I didn't misunderstand. The Marx brothers were only not creepy when MGM forced them to
insert support for some lame romance subplot between nicer supporting characters. Creepy characters are popular as comedic anti-heroes. Seinfeld at it's best embodied this concept with utter ruthlessness. Larry David's slogan for the show was "No hugging, no learning"!

Some of the best humor came in episodes where the cast encountered normal people who found them morally or ethically repugnant and reacted accordingly. The characters understood their selfishness, etc and regularly discussed it. Perhaps the prime example came in the "Bizarro Jerry" episode where Elaine fell in with a group of guys who were eaxt counterparts of Jerry, George, and Kramer, except they were... nice. She found this appealling and tried to switch groups and failed when she realized that her new, normal friends found her to be as rude and self-centered as the guys she tried to ditch. She found out what Jerry already knew: "Ealine, she 's just like me. I don't want to marry me- I hate myself!"

I relate in different ways to all of these creeps, especially George, and so find them amusing. And loveable, at a distance!

Icepick said...

Maybe it was just an example of misery loves company....

That's exactly what it was, asevidenced by the Bizarro Episode that Jerry just cited. Elaine was quite willing to ditch her old friends, but simply couldn't fit in with the new ones because she was such a nasty person. "No hugging! No Learning!"

PatCA said...

This whole thing is the modern equivalent of putting someone in stocks in the public square.

Bissage said...

Lovable. It's one of those words I never use. Like "topping." If I'm in a restaurant and the waiter asks if I'd like some topping on my food, well, the answer is "no." Doesn't matter what he's talking about. If it's topping, the answer is no.

So, what's so bad about lovable? It's a word that keeps its fingers crossed behind its back.

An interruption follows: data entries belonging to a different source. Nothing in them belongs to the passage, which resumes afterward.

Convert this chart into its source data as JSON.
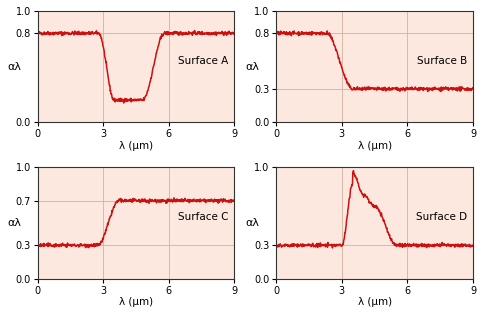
{
  "title_A": "Surface A",
  "title_B": "Surface B",
  "title_C": "Surface C",
  "title_D": "Surface D",
  "xlim": [
    0,
    9
  ],
  "ylim": [
    0,
    1
  ],
  "xlabel": "λ (μm)",
  "ylabel": "αλ",
  "xticks": [
    0,
    3,
    6,
    9
  ],
  "yticks_A": [
    0,
    0.8,
    1
  ],
  "yticks_B": [
    0,
    0.3,
    0.8,
    1
  ],
  "yticks_C": [
    0,
    0.3,
    0.7,
    1
  ],
  "yticks_D": [
    0,
    0.3,
    1
  ],
  "bg_color": "#fce8df",
  "line_color": "#cc1111",
  "grid_color": "#d4b0a0",
  "noise_std": 0.008
}
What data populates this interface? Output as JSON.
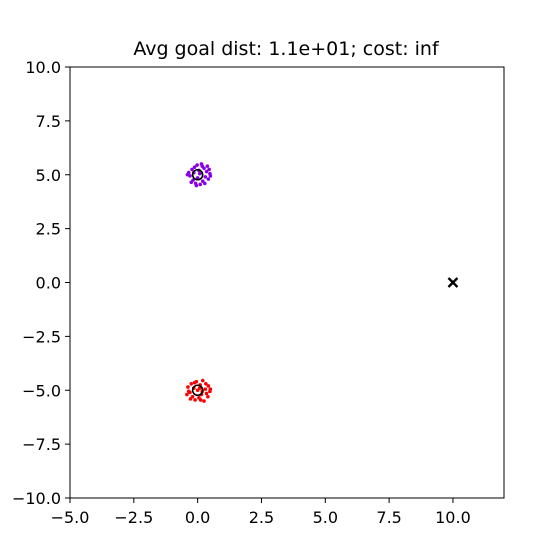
{
  "chart_data": {
    "type": "scatter",
    "title": "Avg goal dist: 1.1e+01; cost: inf",
    "xlabel": "",
    "ylabel": "",
    "xlim": [
      -5.0,
      12.0
    ],
    "ylim": [
      -10.0,
      10.0
    ],
    "xticks": [
      "−5.0",
      "−2.5",
      "0.0",
      "2.5",
      "5.0",
      "7.5",
      "10.0"
    ],
    "xtick_values": [
      -5.0,
      -2.5,
      0.0,
      2.5,
      5.0,
      7.5,
      10.0
    ],
    "yticks": [
      "10.0",
      "7.5",
      "5.0",
      "2.5",
      "0.0",
      "−2.5",
      "−5.0",
      "−7.5",
      "−10.0"
    ],
    "ytick_values": [
      10.0,
      7.5,
      5.0,
      2.5,
      0.0,
      -2.5,
      -5.0,
      -7.5,
      -10.0
    ],
    "grid": false,
    "series": [
      {
        "color": "#8a00e6",
        "marker": "dot",
        "points": [
          [
            -0.35,
            5.1
          ],
          [
            -0.3,
            4.95
          ],
          [
            -0.22,
            5.25
          ],
          [
            -0.18,
            4.75
          ],
          [
            -0.12,
            5.35
          ],
          [
            -0.08,
            4.6
          ],
          [
            -0.02,
            5.45
          ],
          [
            0.0,
            4.85
          ],
          [
            0.05,
            5.2
          ],
          [
            0.1,
            4.55
          ],
          [
            0.15,
            5.5
          ],
          [
            0.2,
            4.7
          ],
          [
            0.25,
            5.3
          ],
          [
            0.3,
            4.9
          ],
          [
            0.35,
            5.15
          ],
          [
            0.42,
            4.8
          ],
          [
            0.48,
            5.05
          ],
          [
            0.5,
            4.95
          ],
          [
            -0.25,
            4.65
          ],
          [
            0.18,
            5.4
          ],
          [
            -0.4,
            5.0
          ],
          [
            0.08,
            5.05
          ],
          [
            -0.15,
            5.1
          ],
          [
            0.28,
            4.6
          ],
          [
            0.38,
            5.4
          ],
          [
            -0.05,
            4.5
          ],
          [
            0.45,
            5.25
          ]
        ]
      },
      {
        "color": "#ff0000",
        "marker": "dot",
        "points": [
          [
            -0.38,
            -4.85
          ],
          [
            -0.3,
            -5.1
          ],
          [
            -0.25,
            -4.7
          ],
          [
            -0.2,
            -5.3
          ],
          [
            -0.15,
            -4.9
          ],
          [
            -0.1,
            -5.45
          ],
          [
            -0.05,
            -4.6
          ],
          [
            0.0,
            -5.0
          ],
          [
            0.05,
            -5.35
          ],
          [
            0.1,
            -4.75
          ],
          [
            0.15,
            -5.2
          ],
          [
            0.2,
            -4.55
          ],
          [
            0.25,
            -5.5
          ],
          [
            0.3,
            -4.95
          ],
          [
            0.35,
            -5.15
          ],
          [
            0.42,
            -4.8
          ],
          [
            0.48,
            -5.05
          ],
          [
            -0.42,
            -5.2
          ],
          [
            -0.28,
            -5.4
          ],
          [
            0.18,
            -5.05
          ],
          [
            0.4,
            -5.3
          ],
          [
            -0.12,
            -4.65
          ],
          [
            0.08,
            -4.9
          ],
          [
            0.32,
            -4.7
          ],
          [
            -0.35,
            -5.05
          ],
          [
            0.12,
            -5.45
          ],
          [
            0.5,
            -4.95
          ]
        ]
      }
    ],
    "starts": [
      [
        0.0,
        5.0
      ],
      [
        0.0,
        -5.0
      ]
    ],
    "goal": [
      10.0,
      0.0
    ]
  }
}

If you love someone you should say so.

THIS EPISODE'S GIRLFRIEND: "I love you, Jerry."

JERRY: "And you are so lovable."

Lovable is a word no better than edible, though it should be held to a higher standard since everyone who is lovable should be loved but not everyone who is edible should be eaten.

Not without topping, anyway.

LoafingOaf said...

I got Season 7 because in recent months Best Buy had been selling season 1-6 at a deep discount ($19.99!)...and so now I feel obliged to get the rest! Even though Seinfeld is on TV ten times per day.

It happens to be the funniest sit-com ever. The characters are repellent and lovable at the same time. I shouldn't admit this, but I sometimes relate to George.... lol

Menlo Bob said...

Sales of the DVD probably have more to do with Richard's rant providing a boost in awareness for the 7th season. In show business even bad publicity counts for something. Of course Jess Jackson's help isn't to be discounted.